Il faut être Burkinabè rodé aux dialogues « inter-machins » pour, en la matière, « supporter l’insupportable et accepter l’inacceptable ». Les adeptes des sports de combat aiment à citer le philosophe chinois Wang Yangming : « Posséder les arts de la paix mais non ceux de la guerre, c’est un manque de courage. Posséder les arts de la guerre mais non ceux de la paix, c’est un manque de sagesse ». Courage et sagesse ne manquent pas aux Burkinabè ; ils font défaut, jusqu’à présent, aux Maliens.

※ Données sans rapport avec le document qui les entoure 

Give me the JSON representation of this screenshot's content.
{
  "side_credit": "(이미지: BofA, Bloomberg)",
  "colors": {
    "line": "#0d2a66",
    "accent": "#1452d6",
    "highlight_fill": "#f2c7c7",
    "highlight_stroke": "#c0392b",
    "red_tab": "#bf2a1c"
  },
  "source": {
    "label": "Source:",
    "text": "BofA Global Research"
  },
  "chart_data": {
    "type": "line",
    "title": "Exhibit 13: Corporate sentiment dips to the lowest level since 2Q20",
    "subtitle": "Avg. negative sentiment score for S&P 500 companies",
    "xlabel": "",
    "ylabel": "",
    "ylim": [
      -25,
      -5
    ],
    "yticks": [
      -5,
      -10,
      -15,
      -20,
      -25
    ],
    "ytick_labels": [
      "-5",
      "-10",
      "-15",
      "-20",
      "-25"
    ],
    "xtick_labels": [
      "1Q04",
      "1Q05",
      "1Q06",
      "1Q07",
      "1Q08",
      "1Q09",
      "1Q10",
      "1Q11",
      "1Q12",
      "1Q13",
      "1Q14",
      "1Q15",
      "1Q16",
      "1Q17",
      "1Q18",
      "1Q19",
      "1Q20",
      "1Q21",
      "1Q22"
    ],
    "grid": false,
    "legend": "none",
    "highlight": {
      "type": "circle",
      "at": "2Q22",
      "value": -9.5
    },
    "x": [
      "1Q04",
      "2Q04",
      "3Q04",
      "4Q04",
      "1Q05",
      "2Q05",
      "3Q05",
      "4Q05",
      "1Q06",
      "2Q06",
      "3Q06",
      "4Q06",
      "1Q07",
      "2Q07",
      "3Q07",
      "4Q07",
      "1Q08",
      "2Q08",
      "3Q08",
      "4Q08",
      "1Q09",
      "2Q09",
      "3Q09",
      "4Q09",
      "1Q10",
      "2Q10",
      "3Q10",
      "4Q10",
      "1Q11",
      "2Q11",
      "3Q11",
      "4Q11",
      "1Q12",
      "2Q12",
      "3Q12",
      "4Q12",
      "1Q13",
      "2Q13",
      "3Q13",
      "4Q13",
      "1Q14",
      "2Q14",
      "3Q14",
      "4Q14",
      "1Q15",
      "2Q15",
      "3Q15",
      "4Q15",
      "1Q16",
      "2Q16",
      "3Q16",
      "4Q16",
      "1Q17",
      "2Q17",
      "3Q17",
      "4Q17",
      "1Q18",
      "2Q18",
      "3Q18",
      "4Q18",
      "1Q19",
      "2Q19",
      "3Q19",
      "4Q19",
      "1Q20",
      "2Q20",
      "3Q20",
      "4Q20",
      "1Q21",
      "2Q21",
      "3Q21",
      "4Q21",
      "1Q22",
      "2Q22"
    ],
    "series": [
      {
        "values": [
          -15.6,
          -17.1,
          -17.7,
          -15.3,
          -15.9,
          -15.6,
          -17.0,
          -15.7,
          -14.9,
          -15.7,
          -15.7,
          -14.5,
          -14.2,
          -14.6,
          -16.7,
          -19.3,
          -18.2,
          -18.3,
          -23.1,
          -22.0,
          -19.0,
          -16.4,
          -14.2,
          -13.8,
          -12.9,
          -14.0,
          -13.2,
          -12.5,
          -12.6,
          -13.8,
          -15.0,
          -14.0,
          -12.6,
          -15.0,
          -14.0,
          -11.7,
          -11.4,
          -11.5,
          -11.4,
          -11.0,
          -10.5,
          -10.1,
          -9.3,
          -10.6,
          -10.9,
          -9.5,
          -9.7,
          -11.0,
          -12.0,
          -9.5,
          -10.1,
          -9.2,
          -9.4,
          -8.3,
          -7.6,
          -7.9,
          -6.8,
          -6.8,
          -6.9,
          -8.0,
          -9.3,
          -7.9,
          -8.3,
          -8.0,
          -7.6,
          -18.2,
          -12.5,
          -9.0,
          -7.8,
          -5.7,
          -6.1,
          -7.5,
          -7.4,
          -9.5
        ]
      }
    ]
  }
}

Mais quant à citer le vieux philosophe chinois du XVIème siècle, il conviendrait de rappeler un de ses principes fondamentaux : « Connaissance et action ne font qu’un ». Autrement dit, il ne sert à rien de savoir si ce savoir ne se traduit pas dans les faits. Si c’est du côté de l’Asie* que je vais chercher mes références, c’est qu’elle a érigé la patience en vertu et qu’il en faut pour mener la médiation inter-malienne. Qui, sous d’autres cieux et avec d’autres hommes, aurait capoté depuis longtemps. Non pas que les responsables burkinabè soient plus intelligents ou plus compétents que les autres, mais ils jouent « collectif » quand, trop souvent, en la matière, les autres pensent qu’il faut jouer « solo ».

A Ouaga, « connaissance et action ne font qu’un ». Après avoir suivi (et subi, du fait de la pression « alimentaire » exercée par les réfugiés maliens) les événements de l’année 2012, Ouagadougou a organisé le sommet de fondation du dialogue inter-malien le 4 décembre 2012. Il y avait là le MNLA et Ansar Dine. Tieman Coulibaly était ministre des Affaires étrangères de Cheick Modibo Diarra. L’Afrique, alors, majoritairement, voulait la guerre. Mais n’était pas capable de la faire. AQMI promettait de transformer le Nord-Mali en « cimetière » pour les soldats français s’ils s’avisaient d’y poser le pied.

Au-delà des déclarations des uns et des autres, il était évident qu’il y avait, au Mali, des « grandes gueules » mais pas beaucoup de « courageux » ni de « sages ». Au lendemain de cette médiation sans flonflon, Diarra sera dégagé par les sbires du capitaine Amadou Haya Sanogo et remplacé par Diango Cissoko. Face à un président intérimaire, Dioncounda Traoré, Diarra s’était efforcé de jouer sa carte en surfant sur sa réputation d’homme « mondial » sans passé politique. En cette matière, son présent sera bref et on peut douter de son avenir. A jouer « solo », Diarra s’est retrouvé sur la touche selon le principe mathématique établi par Michel Audiard dans les années 1960 : « Un intellectuel assis va moins loin qu’un con qui marche ». Et un « con » avec une kalach, ça va loin… !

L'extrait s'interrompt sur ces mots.